# Math Lab — FAANG-Level Mixed Problems

This lab is a *problem set + mini-verification* notebook.

---

In [2]:
import numpy as np

def check(name: str, cond: bool):
    if not cond:
        raise AssertionError(f'Failed: {name}')
    print(f'OK: {name}')

rng = np.random.default_rng(0)

## Problem 1 — Projection Matrix Properties

Let P be a projection matrix onto a subspace.
1) Show that P^2 = P (idempotent).
2) For orthogonal projection, show P = P^T.

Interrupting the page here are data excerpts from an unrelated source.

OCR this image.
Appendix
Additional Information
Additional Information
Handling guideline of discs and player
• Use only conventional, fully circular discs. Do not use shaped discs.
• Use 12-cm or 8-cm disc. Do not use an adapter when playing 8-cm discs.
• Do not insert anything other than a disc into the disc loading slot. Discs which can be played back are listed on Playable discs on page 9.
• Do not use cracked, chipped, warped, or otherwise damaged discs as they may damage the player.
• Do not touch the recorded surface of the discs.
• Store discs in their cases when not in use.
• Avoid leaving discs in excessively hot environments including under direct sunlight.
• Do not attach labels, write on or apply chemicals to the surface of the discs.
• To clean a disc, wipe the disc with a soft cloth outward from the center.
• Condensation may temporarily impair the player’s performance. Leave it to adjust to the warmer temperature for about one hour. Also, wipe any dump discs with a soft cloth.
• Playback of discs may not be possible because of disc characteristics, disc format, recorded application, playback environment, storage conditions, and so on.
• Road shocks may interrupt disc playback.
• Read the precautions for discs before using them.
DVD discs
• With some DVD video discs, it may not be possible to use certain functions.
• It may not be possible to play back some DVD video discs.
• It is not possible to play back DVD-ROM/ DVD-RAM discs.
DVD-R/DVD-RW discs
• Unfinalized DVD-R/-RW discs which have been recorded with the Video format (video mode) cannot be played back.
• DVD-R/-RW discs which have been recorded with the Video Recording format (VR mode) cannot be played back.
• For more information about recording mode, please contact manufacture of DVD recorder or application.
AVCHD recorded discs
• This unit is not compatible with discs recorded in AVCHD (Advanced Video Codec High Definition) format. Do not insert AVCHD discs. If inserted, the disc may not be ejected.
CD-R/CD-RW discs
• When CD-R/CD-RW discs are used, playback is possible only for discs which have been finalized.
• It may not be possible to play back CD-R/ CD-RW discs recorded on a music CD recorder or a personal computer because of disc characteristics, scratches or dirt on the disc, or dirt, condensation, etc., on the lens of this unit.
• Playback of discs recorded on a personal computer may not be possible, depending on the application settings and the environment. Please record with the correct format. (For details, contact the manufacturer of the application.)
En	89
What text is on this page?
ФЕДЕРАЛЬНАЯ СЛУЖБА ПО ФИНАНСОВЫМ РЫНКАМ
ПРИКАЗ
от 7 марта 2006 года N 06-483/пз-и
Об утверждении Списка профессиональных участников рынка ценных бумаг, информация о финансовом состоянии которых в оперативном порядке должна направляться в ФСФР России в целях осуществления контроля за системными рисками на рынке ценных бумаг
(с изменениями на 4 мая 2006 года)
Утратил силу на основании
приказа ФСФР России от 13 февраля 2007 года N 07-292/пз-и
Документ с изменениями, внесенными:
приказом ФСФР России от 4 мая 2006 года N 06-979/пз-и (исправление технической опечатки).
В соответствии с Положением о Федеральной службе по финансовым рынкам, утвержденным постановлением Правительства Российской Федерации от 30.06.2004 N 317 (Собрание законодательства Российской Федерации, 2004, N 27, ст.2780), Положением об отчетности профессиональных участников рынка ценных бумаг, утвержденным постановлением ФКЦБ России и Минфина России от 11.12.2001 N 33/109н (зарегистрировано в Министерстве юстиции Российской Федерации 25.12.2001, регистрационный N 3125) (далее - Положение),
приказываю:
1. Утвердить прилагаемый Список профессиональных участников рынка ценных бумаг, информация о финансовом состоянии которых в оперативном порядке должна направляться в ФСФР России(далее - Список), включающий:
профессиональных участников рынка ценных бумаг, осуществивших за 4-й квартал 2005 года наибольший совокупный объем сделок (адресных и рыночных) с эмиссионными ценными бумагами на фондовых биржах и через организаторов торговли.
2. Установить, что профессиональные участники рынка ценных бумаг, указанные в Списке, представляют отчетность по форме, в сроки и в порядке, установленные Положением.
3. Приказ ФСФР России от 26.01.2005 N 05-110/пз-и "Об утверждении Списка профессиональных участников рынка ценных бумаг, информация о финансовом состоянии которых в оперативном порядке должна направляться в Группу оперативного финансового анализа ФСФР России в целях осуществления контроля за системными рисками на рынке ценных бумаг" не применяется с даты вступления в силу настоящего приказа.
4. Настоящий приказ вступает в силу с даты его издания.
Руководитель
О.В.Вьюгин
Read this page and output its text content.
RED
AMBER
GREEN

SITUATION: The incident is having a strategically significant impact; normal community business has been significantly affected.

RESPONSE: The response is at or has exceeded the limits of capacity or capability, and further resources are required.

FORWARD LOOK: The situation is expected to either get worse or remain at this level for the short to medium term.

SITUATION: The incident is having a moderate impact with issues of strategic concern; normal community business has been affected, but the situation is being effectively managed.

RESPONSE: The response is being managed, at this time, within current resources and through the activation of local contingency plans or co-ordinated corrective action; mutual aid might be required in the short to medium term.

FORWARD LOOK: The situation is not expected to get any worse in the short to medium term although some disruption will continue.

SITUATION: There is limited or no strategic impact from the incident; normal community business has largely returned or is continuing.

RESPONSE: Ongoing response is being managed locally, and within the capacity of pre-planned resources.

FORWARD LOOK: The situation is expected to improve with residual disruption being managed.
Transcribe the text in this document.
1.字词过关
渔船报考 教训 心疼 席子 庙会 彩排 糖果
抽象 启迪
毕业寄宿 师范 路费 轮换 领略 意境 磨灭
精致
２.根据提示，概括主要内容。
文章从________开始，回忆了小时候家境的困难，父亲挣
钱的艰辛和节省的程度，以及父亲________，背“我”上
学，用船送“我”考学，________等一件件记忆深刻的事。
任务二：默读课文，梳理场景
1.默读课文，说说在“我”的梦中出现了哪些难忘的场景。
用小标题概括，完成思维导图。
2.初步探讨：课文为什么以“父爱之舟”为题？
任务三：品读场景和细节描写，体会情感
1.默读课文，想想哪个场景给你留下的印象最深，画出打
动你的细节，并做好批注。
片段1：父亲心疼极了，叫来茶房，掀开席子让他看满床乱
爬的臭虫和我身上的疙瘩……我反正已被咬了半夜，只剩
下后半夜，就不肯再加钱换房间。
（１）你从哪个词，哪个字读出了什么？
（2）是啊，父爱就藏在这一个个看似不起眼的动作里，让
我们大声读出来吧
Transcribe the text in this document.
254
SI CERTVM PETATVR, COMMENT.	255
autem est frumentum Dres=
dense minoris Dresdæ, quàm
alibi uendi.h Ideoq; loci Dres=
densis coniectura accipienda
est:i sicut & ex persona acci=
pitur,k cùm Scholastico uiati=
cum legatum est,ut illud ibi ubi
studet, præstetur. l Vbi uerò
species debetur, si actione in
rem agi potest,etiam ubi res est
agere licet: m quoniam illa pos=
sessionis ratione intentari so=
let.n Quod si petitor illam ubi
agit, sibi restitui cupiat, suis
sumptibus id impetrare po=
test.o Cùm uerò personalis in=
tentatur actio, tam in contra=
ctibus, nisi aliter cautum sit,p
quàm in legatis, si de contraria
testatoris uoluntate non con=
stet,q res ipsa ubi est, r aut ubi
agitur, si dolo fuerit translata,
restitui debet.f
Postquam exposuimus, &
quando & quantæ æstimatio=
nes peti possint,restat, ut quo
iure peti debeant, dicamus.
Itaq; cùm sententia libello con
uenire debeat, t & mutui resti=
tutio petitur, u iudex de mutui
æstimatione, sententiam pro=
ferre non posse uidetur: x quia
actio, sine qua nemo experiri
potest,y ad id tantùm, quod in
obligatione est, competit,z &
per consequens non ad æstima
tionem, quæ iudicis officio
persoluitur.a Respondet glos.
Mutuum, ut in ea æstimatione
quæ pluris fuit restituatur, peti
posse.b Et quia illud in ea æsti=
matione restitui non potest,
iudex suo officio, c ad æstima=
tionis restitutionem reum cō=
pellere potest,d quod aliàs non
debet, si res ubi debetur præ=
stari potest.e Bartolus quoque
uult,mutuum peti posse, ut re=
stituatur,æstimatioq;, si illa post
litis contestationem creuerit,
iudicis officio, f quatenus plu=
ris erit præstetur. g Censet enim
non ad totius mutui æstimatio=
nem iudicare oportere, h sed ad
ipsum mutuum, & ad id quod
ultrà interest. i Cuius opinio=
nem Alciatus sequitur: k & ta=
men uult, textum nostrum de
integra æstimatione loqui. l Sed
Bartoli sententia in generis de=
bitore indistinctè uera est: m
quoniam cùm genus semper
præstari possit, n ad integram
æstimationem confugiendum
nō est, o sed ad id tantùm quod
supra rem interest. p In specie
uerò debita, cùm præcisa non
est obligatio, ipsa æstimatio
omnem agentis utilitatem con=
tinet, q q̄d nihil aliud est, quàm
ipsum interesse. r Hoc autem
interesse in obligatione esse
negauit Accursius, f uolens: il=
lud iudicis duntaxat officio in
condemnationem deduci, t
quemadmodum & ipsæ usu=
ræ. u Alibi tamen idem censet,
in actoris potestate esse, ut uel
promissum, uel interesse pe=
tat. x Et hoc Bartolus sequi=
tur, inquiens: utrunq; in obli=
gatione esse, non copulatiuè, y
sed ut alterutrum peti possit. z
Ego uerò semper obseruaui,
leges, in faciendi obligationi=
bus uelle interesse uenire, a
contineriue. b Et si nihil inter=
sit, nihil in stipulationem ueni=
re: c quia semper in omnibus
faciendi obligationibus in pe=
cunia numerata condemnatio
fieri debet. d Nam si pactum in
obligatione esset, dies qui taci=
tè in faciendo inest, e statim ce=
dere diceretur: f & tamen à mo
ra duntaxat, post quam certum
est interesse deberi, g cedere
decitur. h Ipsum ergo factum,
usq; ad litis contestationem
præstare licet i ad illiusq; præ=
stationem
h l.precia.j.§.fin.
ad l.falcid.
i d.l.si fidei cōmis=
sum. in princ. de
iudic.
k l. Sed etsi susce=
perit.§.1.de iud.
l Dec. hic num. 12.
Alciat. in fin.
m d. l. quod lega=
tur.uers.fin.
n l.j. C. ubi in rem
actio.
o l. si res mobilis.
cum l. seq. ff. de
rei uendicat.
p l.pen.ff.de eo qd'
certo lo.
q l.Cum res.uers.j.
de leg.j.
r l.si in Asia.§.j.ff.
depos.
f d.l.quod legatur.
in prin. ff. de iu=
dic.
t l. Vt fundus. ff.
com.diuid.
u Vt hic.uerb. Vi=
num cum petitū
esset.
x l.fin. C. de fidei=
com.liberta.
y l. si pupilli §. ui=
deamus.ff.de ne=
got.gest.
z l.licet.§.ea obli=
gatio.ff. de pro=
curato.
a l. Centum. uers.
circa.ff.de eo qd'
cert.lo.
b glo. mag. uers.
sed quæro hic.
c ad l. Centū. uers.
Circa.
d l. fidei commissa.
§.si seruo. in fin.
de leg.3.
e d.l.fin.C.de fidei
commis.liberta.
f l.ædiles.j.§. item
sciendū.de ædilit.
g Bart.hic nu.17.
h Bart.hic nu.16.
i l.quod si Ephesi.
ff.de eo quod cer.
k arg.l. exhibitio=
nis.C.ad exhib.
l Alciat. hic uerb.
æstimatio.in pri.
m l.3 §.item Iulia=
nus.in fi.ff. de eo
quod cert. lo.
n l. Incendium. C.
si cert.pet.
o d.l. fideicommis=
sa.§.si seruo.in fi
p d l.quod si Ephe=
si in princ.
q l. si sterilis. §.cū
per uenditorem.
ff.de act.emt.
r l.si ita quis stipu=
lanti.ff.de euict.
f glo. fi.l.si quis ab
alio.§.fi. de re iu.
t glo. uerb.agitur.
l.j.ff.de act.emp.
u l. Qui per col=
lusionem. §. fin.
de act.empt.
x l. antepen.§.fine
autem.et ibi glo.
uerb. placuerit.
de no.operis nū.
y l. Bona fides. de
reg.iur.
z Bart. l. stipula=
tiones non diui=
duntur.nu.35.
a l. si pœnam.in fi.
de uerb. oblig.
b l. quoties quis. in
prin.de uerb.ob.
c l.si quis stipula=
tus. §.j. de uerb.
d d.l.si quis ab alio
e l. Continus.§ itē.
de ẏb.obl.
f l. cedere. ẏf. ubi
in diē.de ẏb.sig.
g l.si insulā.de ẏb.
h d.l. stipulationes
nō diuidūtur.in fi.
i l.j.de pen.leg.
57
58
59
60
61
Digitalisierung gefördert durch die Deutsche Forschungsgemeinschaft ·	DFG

### TODO (code): Construct projection onto span(u) and verify properties
# HINT:
P = u u^T / (u^T u)


In [3]:
u = rng.standard_normal(5)          # generate a random 5-dimensional vector

P = np.outer(u, u) / (u @ u)        # constructing projection matrix onto the direction of vector u
check('idempotent', np.allclose(P @ P, P, atol=1e-8))   # verify idempotence property
check('symmetric', np.allclose(P, P.T, atol=1e-8))      # verify symmetry property

OK: idempotent
OK: symmetric


## Problem 2 — PSD Matrix Check

Show that for any matrix X, the matrix A = X^T X is positive semidefinite (PSD).

### TODO (code): sample random X, build A, verify v^T A v >= 0 for random v
# HINT:
v^T X^T X v = ||Xv||^2 >= 0


In [4]:
X = rng.standard_normal((10, 4))            # generate data matrix with 10 samples and 4 features
A = X.T @ X                                 # form Gram matrix which is symmetric and positive semidefinite
for _ in range(100):
    v = rng.standard_normal(4)              # Generate random test vector
    val = float(v.T @ A @ v)                # Compute quadratic form to test positive semidefiniteness
    if val < -1e-8:                         # small numerical error is allowed but reject negative values
        raise AssertionError('Not PSD?')    # AssertionError if matrix violates PSD property
print('PSD check passed')

PSD check passed


## Problem 3 — Least Squares Derivation

Derive the normal equations for minimizing ||Xw - y||^2.

### TODO (code): compare w_hat from solve vs np.linalg.lstsq
# HINT:
w = (X^T X)^{-1} X^T y


In [5]:
n,d = 200, 5                                # number of samples (n) and number of features (d)
X = rng.standard_normal((n,d))              # feature matrix with random values
w_true = rng.standard_normal(d)             # generate true weight vector
y = X@w_true + 0.1*rng.standard_normal(n)   # adding noise to w_true and generate target values as linear combination of features

w_hat = np.linalg.solve(X.T @ X, X.T @ y)   # compute closed-form least squares solution using normal equation

w_lstsq, *_ = np.linalg.lstsq(X, y, rcond=None)         # compute least squares solution using numerically stable built-in solver
check('close', np.allclose(w_hat, w_lstsq, atol=1e-6))  # verify both methods

OK: close


## Problem 4 — Bayes + Base Rate (Derivation)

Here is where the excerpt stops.